And a safe holiday to you, too, jerk

By Garrison Frost

Just a few years removed from the terrorist attacks of 2001, I can certainly understand that people are still concerned about their safety. And if you combine the hazards of the war on terrorism with all the other things that threaten our well-being – drunk driving, gang violence, killer viruses and tri-state murder sprees – it is understandable that some people might think it the nicest thing in the world to wish me a safe holiday.

But to all those who would wish me a safe holiday, I would say this: Don't bother.

I don't want a safe holiday. I mean, I do of course want a safe holiday, but I'm hoping for something a little better than that. I want more from Christmas and New Year's than mere survival. I want a happy holiday. I want a joyful holiday. Sure, it's something of a cliché to wish someone a happy holiday, but it's only a cliché because it makes sense. Those who feel trite wishing me a happy holiday can always wish me a terrific holiday or a bitchin' holiday. I won't complain.

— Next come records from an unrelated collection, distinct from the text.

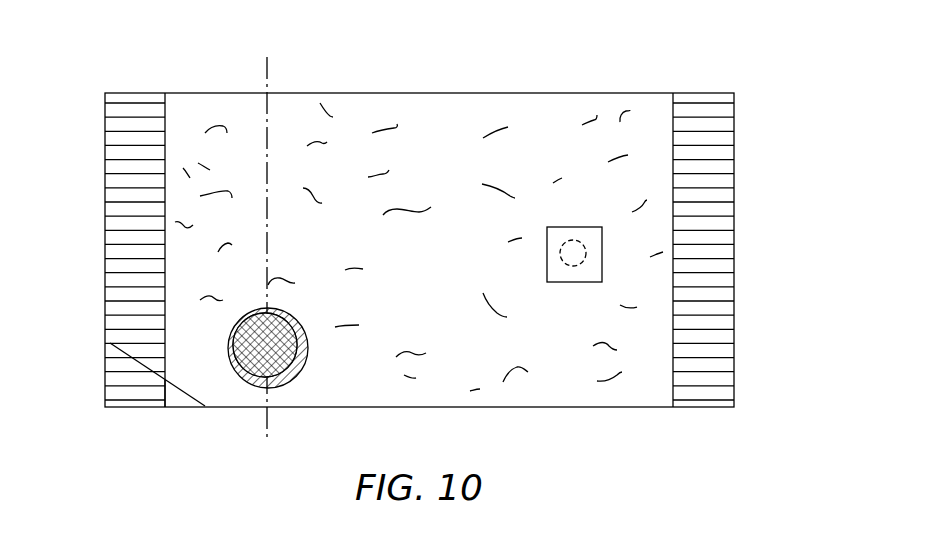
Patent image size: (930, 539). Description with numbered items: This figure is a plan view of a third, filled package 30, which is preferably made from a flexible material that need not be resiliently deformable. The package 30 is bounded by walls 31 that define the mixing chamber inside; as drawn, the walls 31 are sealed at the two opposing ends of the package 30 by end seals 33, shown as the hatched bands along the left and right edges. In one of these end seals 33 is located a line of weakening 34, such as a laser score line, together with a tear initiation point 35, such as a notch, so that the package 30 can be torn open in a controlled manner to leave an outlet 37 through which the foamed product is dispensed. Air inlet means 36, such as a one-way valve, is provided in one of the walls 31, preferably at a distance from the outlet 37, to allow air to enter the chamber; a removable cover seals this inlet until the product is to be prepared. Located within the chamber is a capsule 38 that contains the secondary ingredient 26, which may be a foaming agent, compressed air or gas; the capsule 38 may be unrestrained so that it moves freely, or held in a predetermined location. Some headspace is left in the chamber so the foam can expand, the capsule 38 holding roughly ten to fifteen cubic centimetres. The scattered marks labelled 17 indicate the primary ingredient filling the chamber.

The package 30 is at (419, 208).
The walls 31 is at (530, 93).
The end seals 33 is at (105, 127).
The tear initiation point 35 is at (110, 343).
The line of weakening 34 is at (188, 395).
The capsule 38 is at (288, 382).
The secondary ingredient 26 is at (308, 348).
The air inlet means 36 is at (570, 283).
The outlet 37 is at (568, 240).
The fibers 17 is at (353, 225).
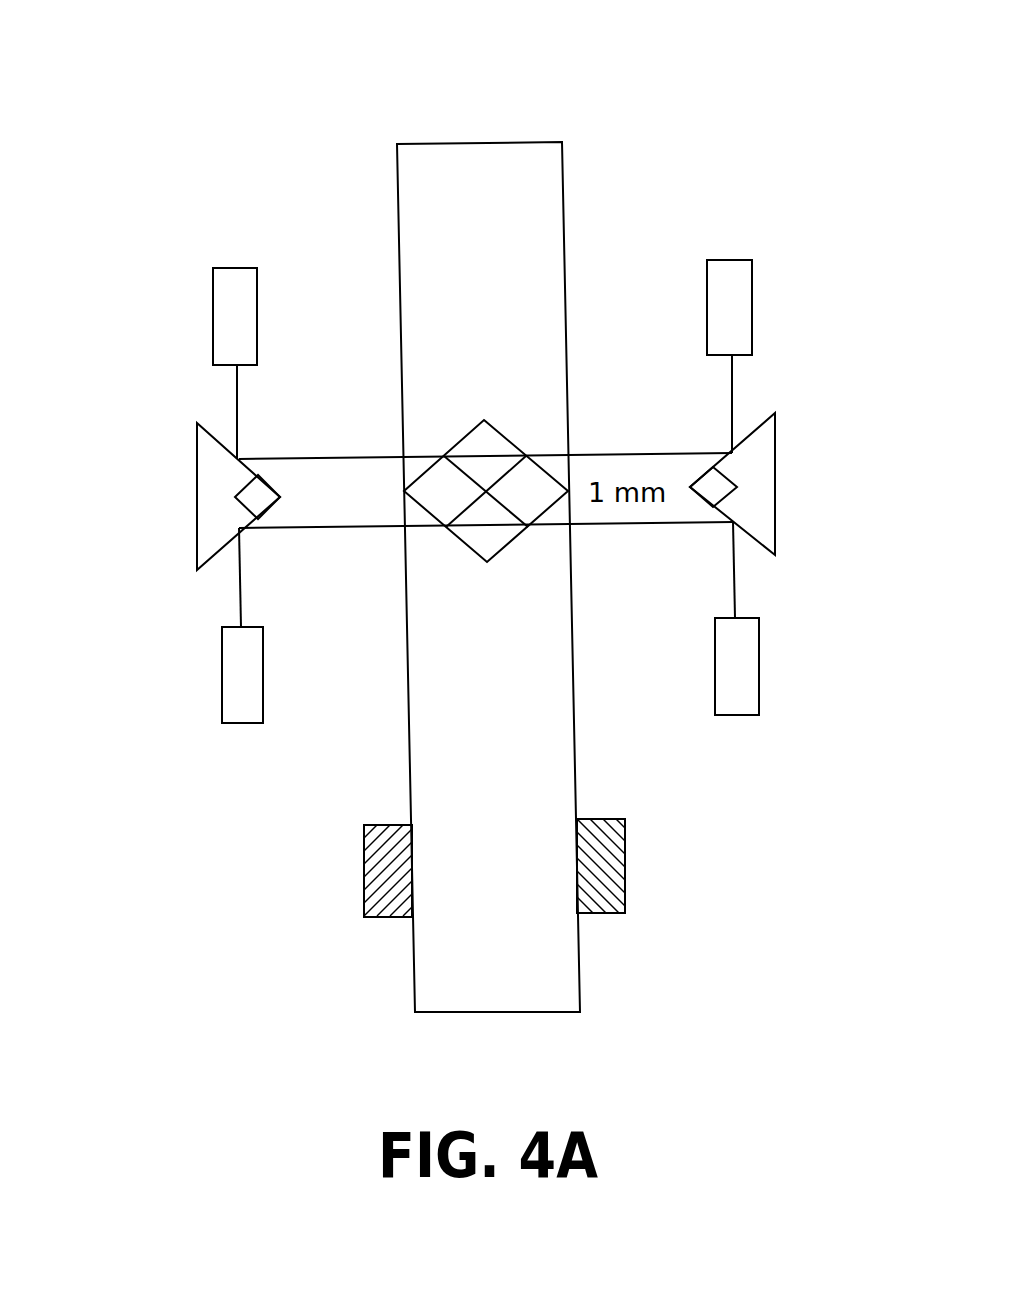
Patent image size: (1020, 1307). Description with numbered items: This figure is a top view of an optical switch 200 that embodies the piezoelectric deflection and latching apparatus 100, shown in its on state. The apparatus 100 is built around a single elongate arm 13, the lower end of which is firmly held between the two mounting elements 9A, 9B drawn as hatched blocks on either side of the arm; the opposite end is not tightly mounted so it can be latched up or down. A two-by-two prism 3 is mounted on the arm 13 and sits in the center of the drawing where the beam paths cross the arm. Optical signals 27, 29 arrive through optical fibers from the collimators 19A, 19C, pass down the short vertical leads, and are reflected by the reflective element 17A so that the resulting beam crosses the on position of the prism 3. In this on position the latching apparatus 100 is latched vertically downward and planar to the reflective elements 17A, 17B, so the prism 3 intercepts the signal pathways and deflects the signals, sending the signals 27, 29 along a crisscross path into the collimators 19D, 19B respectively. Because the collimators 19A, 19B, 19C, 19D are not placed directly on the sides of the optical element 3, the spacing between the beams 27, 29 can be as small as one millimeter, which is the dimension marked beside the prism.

The optical switch 200 is at (500, 40).
The piezoelectric latching apparatus 100 is at (323, 791).
The arm 13 is at (578, 747).
The 2×2 prism 3 is at (518, 550).
The reflective element 17A is at (195, 497).
The reflective element 17B is at (776, 487).
The collimator 19A is at (213, 315).
The collimator 19B is at (752, 307).
The collimator 19C is at (221, 677).
The collimator 19D is at (760, 666).
The optical signal 27 is at (243, 400).
The optical signal 29 is at (245, 592).
The mounting element 9A is at (362, 882).
The mounting element 9B is at (627, 868).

I suppose that people who wish me a safe holiday ostensibly have my best interests at heart, and perhaps I should be thankful. But I can't be thankful, because while the greeting is underwhelming, it's also a bit insulting.

What exactly do they think I'm going to do this holiday season that's so unsafe that I need to be reminded to take better care of myself? Thank you, but I wasn't planning on getting into a drunk driving accident or electrocuting myself with the Christmas lights or poisoning myself with a poorly cooked turkey, and I don't appreciate the implication that my holiday will consist of one or all of the above accidents. Really, am I someone who exhibits a total lack of concern for my own safety this time of year? Am I not to be trusted with the holiday like good, safe-thinking people?

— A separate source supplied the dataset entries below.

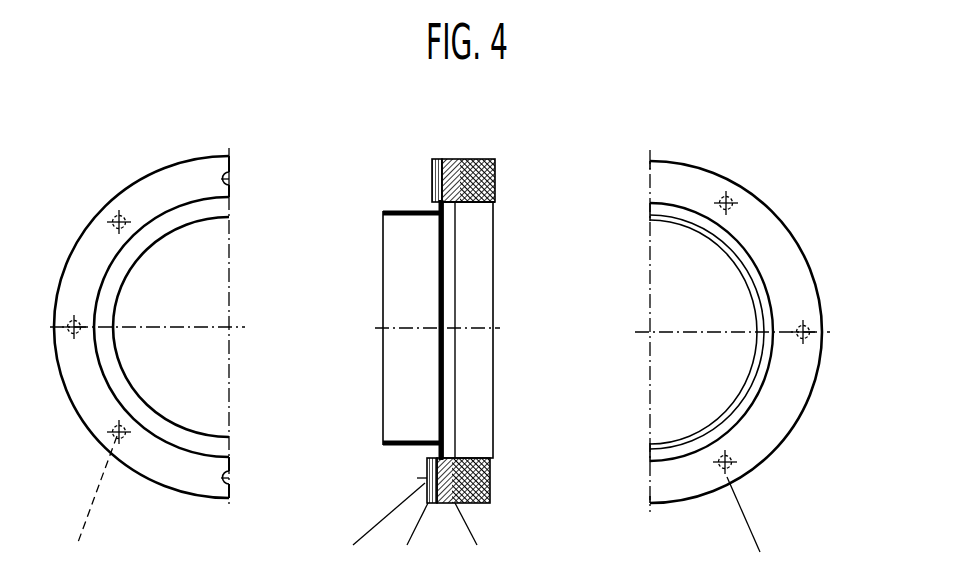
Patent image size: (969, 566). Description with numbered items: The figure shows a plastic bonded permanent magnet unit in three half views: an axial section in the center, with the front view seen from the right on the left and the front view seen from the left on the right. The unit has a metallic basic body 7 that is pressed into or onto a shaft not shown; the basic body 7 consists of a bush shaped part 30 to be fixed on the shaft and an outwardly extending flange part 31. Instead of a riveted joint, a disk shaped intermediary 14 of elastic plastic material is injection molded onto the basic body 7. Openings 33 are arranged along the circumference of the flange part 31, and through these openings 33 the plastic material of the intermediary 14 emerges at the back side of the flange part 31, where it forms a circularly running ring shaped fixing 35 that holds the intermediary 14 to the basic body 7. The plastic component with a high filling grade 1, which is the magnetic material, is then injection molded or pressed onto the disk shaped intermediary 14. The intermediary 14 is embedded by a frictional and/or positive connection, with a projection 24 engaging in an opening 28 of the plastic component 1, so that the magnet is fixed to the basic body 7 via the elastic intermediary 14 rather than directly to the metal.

The plastic component with a high filling grade 1 is at (182, 187).
The basic body 7 is at (163, 233).
The disk shaped intermediary 14 is at (699, 188).
The projection 24 is at (116, 214).
The opening 28 is at (495, 195).
The bush shaped part 30 is at (410, 218).
The flange part 31 is at (433, 161).
The openings 33 is at (730, 200).
The ring shaped fixing 35 is at (772, 420).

When someone wishes me a Merry Christmas, I have a pretty good understanding of what he or she wishes me to do. But how exactly am I supposed to have a safe Christmas? Does that mean I'm supposed to stay away from hors d'oeuvres table lest I choke on a cracker? Should I wear reflective clothing, avoid alcohol entirely or avoid strangers? Or would it just be better if I became such a paranoid freak that I not only ruin my holiday but that of everybody around me?

When someone wishes me a safe holiday, I always get the feeling that it's not about me. It's more about the person giving the greeting and their comfort level with the holiday in question. That might explain why I hear a lot of this kind of thing around Christmas. In order to wish somebody a Merry Christmas, you really have to embrace the holiday itself. But for someone who has some kind of issue with this overtly Christian holiday – and there are a lot of people like this – an easy out might be to just offer some sort of ambiguous support for my well-being.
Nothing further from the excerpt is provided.